Check into your hotel, join the locals for in the passeggiata, an aperitivo and enjoy an early dinner.

Saturday morning:

The visit begins at Piazza Marconi in Frascati, a balcony overlooking Villa Aldobrandini (1598 – 1602), a magnificent Mannerist creation, which, with famous fountains, is one of the stars of the region.  After visiting the Villa you can walk to the gardens that surround Villa Tortonia, a perfect combination of parklands and architecture.  Time for a coffee and pastry at Pasticceria Purificato. 

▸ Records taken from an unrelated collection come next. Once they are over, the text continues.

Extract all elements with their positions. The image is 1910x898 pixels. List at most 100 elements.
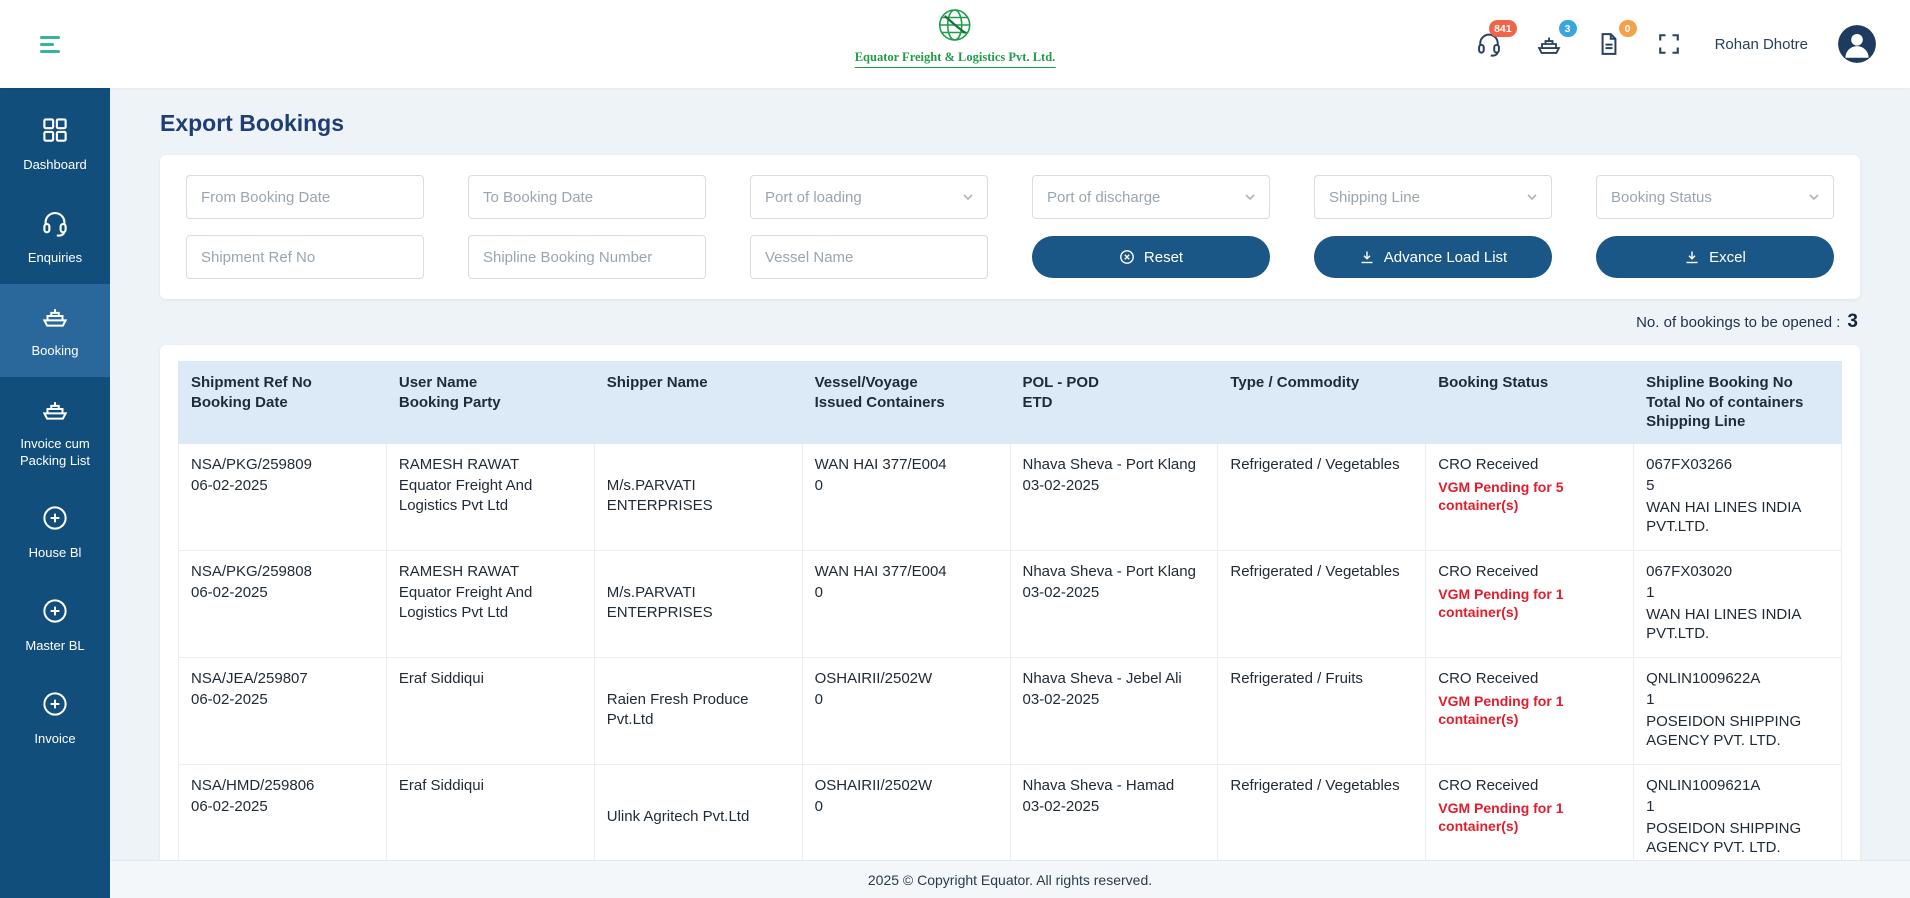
cell-text: Nhava Sheva - Hamad (1022, 776, 1175, 794)
filter-panel: Port of loading Port of discharge Shippi… (160, 155, 1860, 299)
ship-icon (40, 394, 70, 429)
cell-text: 06-02-2025 (191, 691, 268, 708)
main-content: Export Bookings Port of loading Port of … (110, 88, 1910, 860)
shipping-line-select[interactable]: Shipping Line (1314, 175, 1552, 219)
cell-text: 03-02-2025 (1022, 477, 1100, 494)
cell-text: 1 (1646, 798, 1655, 815)
reset-button[interactable]: Reset (1032, 236, 1270, 278)
cell-text: 0 (814, 584, 823, 601)
sidebar-item-invoice-cum-packing-list[interactable]: Invoice cum Packing List (0, 377, 110, 487)
user-name: Rohan Dhotre (1714, 35, 1808, 53)
support-button[interactable]: 841 (1475, 20, 1517, 59)
table-cell: OSHAIRII/2502W 0 (801, 656, 1011, 765)
to-booking-date-input[interactable] (468, 175, 706, 219)
shipment-ref-no-input[interactable] (186, 235, 424, 279)
advance-load-list-button[interactable]: Advance Load List (1314, 236, 1552, 278)
column-header-line: POL - POD (1022, 374, 1099, 391)
table-cell: OSHAIRII/2502W 0 (801, 763, 1011, 860)
column-header-line: Shipping Line (1646, 413, 1746, 430)
cell-text: OSHAIRII/2502W (814, 669, 933, 687)
table-cell: Refrigerated / Vegetables (1217, 442, 1427, 551)
sidebar-item-label: Enquiries (27, 249, 83, 265)
advance-load-list-label: Advance Load List (1383, 248, 1508, 266)
table-cell: QNLIN1009621A 1 POSEIDON SHIPPING AGENCY P… (1633, 763, 1842, 860)
cell-text: RAMESH RAWAT (398, 562, 520, 580)
cell-text: WAN HAI LINES INDIA PVT.LTD. (1646, 605, 1801, 643)
table-header-row: Shipment Ref No Booking Date User Name Book… (178, 361, 1842, 444)
sidebar-item-label: Booking (31, 342, 79, 358)
table-row[interactable]: NSA/JEA/259807 06-02-2025 Eraf Siddiqui Rai… (178, 656, 1842, 765)
cell-text: POSEIDON SHIPPING AGENCY PVT. LTD. (1646, 819, 1802, 857)
bookings-note-count: 3 (1847, 311, 1858, 332)
sidebar-item-enquiries[interactable]: Enquiries (0, 191, 110, 284)
table-row[interactable]: NSA/PKG/259809 06-02-2025 RAMESH RAWAT Equa… (178, 442, 1842, 551)
fullscreen-button[interactable] (1655, 29, 1685, 59)
column-header-line: Issued Containers (814, 393, 945, 411)
cell-text: Nhava Sheva - Port Klang (1022, 562, 1196, 580)
sidebar-item-dashboard[interactable]: Dashboard (0, 98, 110, 191)
column-header-line: Type / Commodity (1230, 374, 1360, 391)
port-of-discharge-select[interactable]: Port of discharge (1032, 175, 1270, 219)
booking-status-select[interactable]: Booking Status (1596, 175, 1834, 219)
cell-text: Nhava Sheva - Port Klang (1022, 455, 1196, 473)
documents-button[interactable]: 0 (1595, 20, 1637, 59)
excel-button[interactable]: Excel (1596, 236, 1834, 278)
column-header: Shipment Ref No Booking Date (178, 361, 387, 444)
select-value: Shipping Line (1329, 188, 1420, 206)
from-booking-date-input[interactable] (186, 175, 424, 219)
sidebar-item-label: Dashboard (23, 157, 87, 172)
cell-text: 0 (814, 477, 823, 494)
vessel-button[interactable]: 3 (1535, 20, 1577, 59)
plus-circle-icon (40, 689, 70, 724)
column-header: Shipline Booking No Total No of container… (1633, 361, 1842, 444)
column-header-line: Vessel/Voyage (814, 374, 918, 391)
cell-text: NSA/JEA/259807 (191, 669, 308, 687)
table-cell: Nhava Sheva - Port Klang 03-02-2025 (1009, 549, 1219, 658)
download-icon (1361, 251, 1373, 264)
ship-icon (1537, 37, 1561, 54)
vessel-name-input[interactable] (750, 235, 988, 279)
cell-text: Refrigerated / Vegetables (1230, 455, 1400, 473)
table-cell: Nhava Sheva - Port Klang 03-02-2025 (1009, 442, 1219, 551)
app-footer: 2025 © Copyright Equator. All rights res… (110, 860, 1910, 898)
download-icon (1686, 251, 1698, 264)
shipline-booking-number-input[interactable] (468, 235, 706, 279)
documents-count-badge: 0 (1618, 20, 1637, 37)
select-value: Port of loading (765, 188, 862, 206)
table-row[interactable]: NSA/PKG/259808 06-02-2025 RAMESH RAWAT Equa… (178, 549, 1842, 658)
hamburger-menu-icon[interactable] (40, 35, 60, 53)
column-header-line: ETD (1022, 393, 1053, 411)
cell-text: WAN HAI 377/E004 (814, 455, 947, 473)
sidebar-item-booking[interactable]: Booking (0, 283, 110, 377)
table-cell: Nhava Sheva - Hamad 03-02-2025 (1009, 763, 1219, 860)
sidebar-item-invoice[interactable]: Invoice (0, 672, 110, 765)
cell-text: 5 (1646, 477, 1655, 494)
cell-text: 03-02-2025 (1022, 798, 1100, 815)
column-header-line: Booking Status (1438, 374, 1549, 391)
cell-text: M/s.PARVATI ENTERPRISES (606, 584, 713, 621)
plus-circle-icon (40, 503, 70, 538)
table-cell: 067FX03266 5 WAN HAI LINES INDIA PVT.LTD. (1633, 442, 1842, 551)
reset-icon (1120, 250, 1134, 264)
sidebar-nav: Dashboard Enquiries Booking Invoice cum Pac… (0, 98, 110, 765)
select-value: Port of discharge (1047, 188, 1161, 206)
sidebar-item-master-bl[interactable]: Master BL (0, 579, 110, 672)
column-header-line: Booking Date (191, 393, 288, 411)
cell-text: NSA/HMD/259806 (191, 776, 315, 794)
cell-text: 06-02-2025 (191, 584, 268, 601)
port-of-loading-select[interactable]: Port of loading (750, 175, 988, 219)
avatar[interactable] (1838, 25, 1876, 63)
sidebar: Dashboard Enquiries Booking Invoice cum Pac… (0, 88, 110, 898)
cell-text: WAN HAI 377/E004 (814, 562, 947, 580)
dashboard-icon (40, 115, 70, 150)
table-row[interactable]: NSA/HMD/259806 06-02-2025 Eraf Siddiqui Uli… (178, 763, 1842, 860)
table-cell: WAN HAI 377/E004 0 (801, 442, 1011, 551)
column-header: Shipper Name (593, 361, 803, 444)
cell-text: 03-02-2025 (1022, 584, 1100, 601)
file-icon (1601, 33, 1617, 55)
sidebar-item-house-bl[interactable]: House Bl (0, 486, 110, 579)
globe-icon (939, 9, 971, 41)
cell-text: Equator Freight And Logistics Pvt Ltd (398, 584, 533, 621)
cell-text: QNLIN1009621A (1646, 776, 1761, 794)
cell-text: 1 (1646, 584, 1655, 601)
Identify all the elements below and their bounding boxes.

Time to explore the district, first driving through the Regional Park to the Archeological Park of Tuscolo, the magnificent ruins of an Etruscan city that predated Rome, with views across the plains to the capital.

Saturday afternoon:

Some of the finest wines in central Italy are produced in the Colli Albani including Frascati DOC (in its famous raffia wrapping) and Marino DOC.  First stop is the Cantina Da Santino (Frascati, Via Pietro Campana 27) one of the last ‘fraschetta’ where you can enjoy some of their fine wine with a simple meal.  From here you can visit the Azienda Agricola Villa Simone (Frascati, Via Frascati Colonna 29) one of the historic producers.  Guided visits of their cellars can be made by calling 06 944 9717.  Last stop is at the Azienda Agricola Antiche Terre Tuscolane (Frascati, Via di Colonna 25) a coop of four families formed in 2010.  Their best known wine is Cannellino di Frascati, judged to be one of Italy’s finest sweet wines.  Visit and degustation of three wines are run every day at 11.30.

Sunday morning:

The Parco Regional dei Castelli Romni (the Regional Park of the Roman Castles)has a network of walking trails and cycling paths.  The simplest is an easy 10 km loop walk around Lago Albano (a beautiful volcanic lake) that starts and finishes near Castel Gandolfo, a sumptuous Renaissance which is the Pope’s summer getaway.  There are a variety of cycle trails in the nearby hills that range from an easy ride in the Pratoni del Vivaro to a more demanding 30 km climb up Monte Artemisio and Monte Carvi, which includes a paved section of ancient Roman Road.  Bikes can be hired from Bio & Bike in nearby Nemi (347 671 4424, www.bioebike.com).

Sunday afternoon:

Nemi is a lovely small town overlooking Lago di Nemi, well-known for its passeggiata and shopping.  Nemi is famous for its strawberries, which can be bought from the Mercantino della Frutta, an obligatory stop for anyone coming up to the ‘Castelli’.  The Borgo degli Aromi offers candles and household goods, while some of the Catelli’s fine food can be sampled and bought at the Fantasia Mediterranea or the Salumificio Castelli.  Finish the day with a stroll around pretty Lago di Nemi and a visit to the Museum of the Roman Ships, dedicated to two ships found in the lake that dated from Caligula time.